MAC randomization for Bluetooth?

For bluetooth low energy (BLE), this site mostly explains the problem: https://blog.bluetooth.com/bluetooth-technology-protecting-your-privacy

To safeguard user privacy, manufacturers can make use of a Bluetooth Smart feature known as “LE Privacy.” This feature causes the MAC address within the advertising packets to be replaced with a random value that changes at timing intervals determined by the manufacturer. Any malicious device(s), placed at intervals along your travel route, would not be able to determine that the series of different, randomly generated MAC addresses received from your device actually relates to the same physical device. It actually looks like a series of different devices, thus, it will not be possible to track you using the advertised MAC address.

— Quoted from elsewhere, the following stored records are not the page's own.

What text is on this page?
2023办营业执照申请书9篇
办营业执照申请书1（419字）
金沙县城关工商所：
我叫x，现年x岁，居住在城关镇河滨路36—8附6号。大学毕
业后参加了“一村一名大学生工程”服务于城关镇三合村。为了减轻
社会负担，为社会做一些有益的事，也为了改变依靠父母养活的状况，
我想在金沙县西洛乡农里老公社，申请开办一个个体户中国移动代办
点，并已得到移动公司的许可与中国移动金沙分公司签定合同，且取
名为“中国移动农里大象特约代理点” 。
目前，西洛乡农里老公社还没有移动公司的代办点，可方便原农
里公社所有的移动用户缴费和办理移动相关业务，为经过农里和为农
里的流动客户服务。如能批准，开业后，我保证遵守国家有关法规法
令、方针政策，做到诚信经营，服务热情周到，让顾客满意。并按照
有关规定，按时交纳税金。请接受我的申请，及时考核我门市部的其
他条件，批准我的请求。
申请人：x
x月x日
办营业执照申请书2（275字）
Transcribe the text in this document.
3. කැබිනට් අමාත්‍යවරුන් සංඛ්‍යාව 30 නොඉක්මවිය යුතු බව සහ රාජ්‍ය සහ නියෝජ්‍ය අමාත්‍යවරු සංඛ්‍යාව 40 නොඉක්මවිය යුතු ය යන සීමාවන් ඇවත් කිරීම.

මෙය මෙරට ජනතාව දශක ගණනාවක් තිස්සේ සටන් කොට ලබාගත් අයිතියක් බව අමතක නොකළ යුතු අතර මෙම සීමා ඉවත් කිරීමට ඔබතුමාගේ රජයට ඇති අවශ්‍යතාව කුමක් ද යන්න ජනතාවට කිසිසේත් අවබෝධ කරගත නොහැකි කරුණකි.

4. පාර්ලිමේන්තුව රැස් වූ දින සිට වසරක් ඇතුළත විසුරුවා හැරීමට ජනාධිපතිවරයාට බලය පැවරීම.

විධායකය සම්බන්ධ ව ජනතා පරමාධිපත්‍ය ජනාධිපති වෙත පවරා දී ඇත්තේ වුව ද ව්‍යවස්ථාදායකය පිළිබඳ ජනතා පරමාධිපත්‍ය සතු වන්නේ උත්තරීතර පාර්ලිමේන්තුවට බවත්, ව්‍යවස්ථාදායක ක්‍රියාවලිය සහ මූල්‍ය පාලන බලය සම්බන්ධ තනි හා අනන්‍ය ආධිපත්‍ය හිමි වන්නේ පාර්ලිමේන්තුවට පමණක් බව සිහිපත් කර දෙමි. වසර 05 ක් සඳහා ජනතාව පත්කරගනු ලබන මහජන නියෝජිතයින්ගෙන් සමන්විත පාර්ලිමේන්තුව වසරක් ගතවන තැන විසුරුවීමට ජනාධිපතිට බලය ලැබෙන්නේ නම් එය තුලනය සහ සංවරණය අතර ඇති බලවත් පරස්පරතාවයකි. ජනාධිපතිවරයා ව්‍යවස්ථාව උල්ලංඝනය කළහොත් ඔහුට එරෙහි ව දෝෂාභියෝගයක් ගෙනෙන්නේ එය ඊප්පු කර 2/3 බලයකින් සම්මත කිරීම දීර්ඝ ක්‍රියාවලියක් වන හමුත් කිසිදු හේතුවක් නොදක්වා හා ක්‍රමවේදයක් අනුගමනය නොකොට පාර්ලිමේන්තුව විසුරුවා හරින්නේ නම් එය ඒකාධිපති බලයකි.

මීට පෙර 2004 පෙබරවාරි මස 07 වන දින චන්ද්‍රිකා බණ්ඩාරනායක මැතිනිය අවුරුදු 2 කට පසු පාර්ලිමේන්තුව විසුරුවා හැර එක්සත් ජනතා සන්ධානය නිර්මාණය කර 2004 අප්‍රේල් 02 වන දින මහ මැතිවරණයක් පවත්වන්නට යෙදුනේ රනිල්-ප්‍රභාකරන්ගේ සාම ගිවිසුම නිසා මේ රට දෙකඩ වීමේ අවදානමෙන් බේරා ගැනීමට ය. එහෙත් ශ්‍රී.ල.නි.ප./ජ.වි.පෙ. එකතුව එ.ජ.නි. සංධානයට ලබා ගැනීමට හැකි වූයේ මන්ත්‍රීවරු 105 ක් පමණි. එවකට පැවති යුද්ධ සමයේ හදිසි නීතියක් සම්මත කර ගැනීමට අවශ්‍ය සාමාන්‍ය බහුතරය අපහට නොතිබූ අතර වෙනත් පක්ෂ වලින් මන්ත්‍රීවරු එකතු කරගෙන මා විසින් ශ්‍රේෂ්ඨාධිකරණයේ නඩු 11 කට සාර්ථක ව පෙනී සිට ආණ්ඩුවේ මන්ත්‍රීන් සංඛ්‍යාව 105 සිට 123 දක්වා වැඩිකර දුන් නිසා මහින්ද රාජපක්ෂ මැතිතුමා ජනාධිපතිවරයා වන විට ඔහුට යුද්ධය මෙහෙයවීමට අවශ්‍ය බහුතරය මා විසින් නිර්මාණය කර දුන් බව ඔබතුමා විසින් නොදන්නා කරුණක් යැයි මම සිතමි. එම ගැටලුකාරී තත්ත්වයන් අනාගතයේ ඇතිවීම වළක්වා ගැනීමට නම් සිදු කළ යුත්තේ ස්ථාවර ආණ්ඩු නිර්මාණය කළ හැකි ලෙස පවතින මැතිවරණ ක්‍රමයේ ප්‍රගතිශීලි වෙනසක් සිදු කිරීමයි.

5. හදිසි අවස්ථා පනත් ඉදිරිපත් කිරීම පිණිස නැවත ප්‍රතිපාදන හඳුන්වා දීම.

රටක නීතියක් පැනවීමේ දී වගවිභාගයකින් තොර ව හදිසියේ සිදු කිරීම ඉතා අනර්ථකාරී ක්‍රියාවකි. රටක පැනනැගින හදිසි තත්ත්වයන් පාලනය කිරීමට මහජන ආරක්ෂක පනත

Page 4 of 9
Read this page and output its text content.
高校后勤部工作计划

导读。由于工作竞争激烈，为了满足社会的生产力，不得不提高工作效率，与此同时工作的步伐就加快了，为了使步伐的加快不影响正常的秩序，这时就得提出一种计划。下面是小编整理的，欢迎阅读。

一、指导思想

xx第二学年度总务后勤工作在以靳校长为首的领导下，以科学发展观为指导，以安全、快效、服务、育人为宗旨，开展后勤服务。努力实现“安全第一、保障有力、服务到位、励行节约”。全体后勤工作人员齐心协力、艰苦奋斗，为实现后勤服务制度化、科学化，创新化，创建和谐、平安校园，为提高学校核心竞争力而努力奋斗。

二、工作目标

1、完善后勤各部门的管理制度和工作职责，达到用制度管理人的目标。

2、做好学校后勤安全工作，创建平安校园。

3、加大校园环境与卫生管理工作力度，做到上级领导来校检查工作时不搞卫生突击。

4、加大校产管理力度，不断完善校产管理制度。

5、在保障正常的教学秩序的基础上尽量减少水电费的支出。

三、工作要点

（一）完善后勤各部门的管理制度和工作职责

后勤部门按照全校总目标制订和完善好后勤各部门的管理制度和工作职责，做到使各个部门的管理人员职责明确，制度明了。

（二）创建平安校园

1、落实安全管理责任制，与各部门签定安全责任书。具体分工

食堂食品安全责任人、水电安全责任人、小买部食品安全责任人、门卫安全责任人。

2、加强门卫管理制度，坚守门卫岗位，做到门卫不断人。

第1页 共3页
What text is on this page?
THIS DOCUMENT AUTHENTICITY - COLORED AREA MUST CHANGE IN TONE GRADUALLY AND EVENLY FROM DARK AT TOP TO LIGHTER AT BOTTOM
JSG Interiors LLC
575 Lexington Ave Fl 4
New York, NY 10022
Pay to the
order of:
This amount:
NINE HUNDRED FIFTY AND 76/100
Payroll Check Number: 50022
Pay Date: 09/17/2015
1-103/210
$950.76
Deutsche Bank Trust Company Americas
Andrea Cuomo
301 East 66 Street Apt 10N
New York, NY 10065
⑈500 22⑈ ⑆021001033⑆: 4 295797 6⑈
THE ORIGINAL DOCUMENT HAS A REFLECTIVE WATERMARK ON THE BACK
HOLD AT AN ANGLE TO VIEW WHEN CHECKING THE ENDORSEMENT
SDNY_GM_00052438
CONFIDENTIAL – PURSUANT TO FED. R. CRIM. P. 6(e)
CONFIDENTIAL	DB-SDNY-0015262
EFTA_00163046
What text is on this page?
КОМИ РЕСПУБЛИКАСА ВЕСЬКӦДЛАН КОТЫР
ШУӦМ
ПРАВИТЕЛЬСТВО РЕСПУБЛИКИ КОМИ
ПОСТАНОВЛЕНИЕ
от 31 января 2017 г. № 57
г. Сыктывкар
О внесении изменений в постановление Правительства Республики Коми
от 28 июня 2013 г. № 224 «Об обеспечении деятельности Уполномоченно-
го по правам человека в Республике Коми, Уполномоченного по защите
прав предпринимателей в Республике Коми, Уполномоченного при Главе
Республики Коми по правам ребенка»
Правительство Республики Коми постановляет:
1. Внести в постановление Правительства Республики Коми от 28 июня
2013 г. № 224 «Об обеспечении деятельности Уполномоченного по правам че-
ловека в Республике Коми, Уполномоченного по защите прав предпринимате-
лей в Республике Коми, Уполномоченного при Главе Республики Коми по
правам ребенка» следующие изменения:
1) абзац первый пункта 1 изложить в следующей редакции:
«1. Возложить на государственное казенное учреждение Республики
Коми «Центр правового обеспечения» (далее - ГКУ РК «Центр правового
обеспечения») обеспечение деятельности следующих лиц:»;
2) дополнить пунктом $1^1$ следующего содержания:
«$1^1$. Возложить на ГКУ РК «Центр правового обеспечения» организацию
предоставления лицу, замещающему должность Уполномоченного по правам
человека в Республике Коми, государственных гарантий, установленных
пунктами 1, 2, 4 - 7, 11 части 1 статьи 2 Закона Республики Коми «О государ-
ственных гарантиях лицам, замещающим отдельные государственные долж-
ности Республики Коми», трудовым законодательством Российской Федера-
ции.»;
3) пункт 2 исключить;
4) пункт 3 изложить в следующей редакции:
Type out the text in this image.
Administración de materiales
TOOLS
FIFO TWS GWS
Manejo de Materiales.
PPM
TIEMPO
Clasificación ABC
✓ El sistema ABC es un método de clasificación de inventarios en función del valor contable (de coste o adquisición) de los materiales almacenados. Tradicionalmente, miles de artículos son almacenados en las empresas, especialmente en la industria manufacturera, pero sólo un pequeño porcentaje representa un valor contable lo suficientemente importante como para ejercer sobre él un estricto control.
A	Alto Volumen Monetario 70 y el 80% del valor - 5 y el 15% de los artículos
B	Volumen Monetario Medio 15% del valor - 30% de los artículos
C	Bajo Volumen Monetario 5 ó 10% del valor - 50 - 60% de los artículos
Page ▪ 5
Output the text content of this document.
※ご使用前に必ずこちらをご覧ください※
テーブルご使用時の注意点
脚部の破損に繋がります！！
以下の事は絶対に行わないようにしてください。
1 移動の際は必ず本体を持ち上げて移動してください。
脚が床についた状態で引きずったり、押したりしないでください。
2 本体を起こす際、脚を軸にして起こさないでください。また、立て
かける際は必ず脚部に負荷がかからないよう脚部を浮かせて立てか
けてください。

At stack overflow this might be interesting: https://stackoverflow.com/questions/23471364/private-vs-public-addresses-in-bluetooth-low-energy-on-android

To my knowledge all current iPhones implements this. And also many Android (new than 8.0) devices.

And yes, this is only 24 bit of randomness. This can be assumed to be enough. Since your device changed it MAC regularly, a sniffer has a change of 1 / 16.777.216 to guess what is you next MAC.
This (24 bit) is not enough for encryption, but this is not the problem to solve here.

For more information you can also look into the bluetooth core spec section 5.4.5: https://www.bluetooth.com/specifications/bluetooth-core-specification

Also note that a bonded device is capable to resolving the random MAC to the permanent (public) MAC.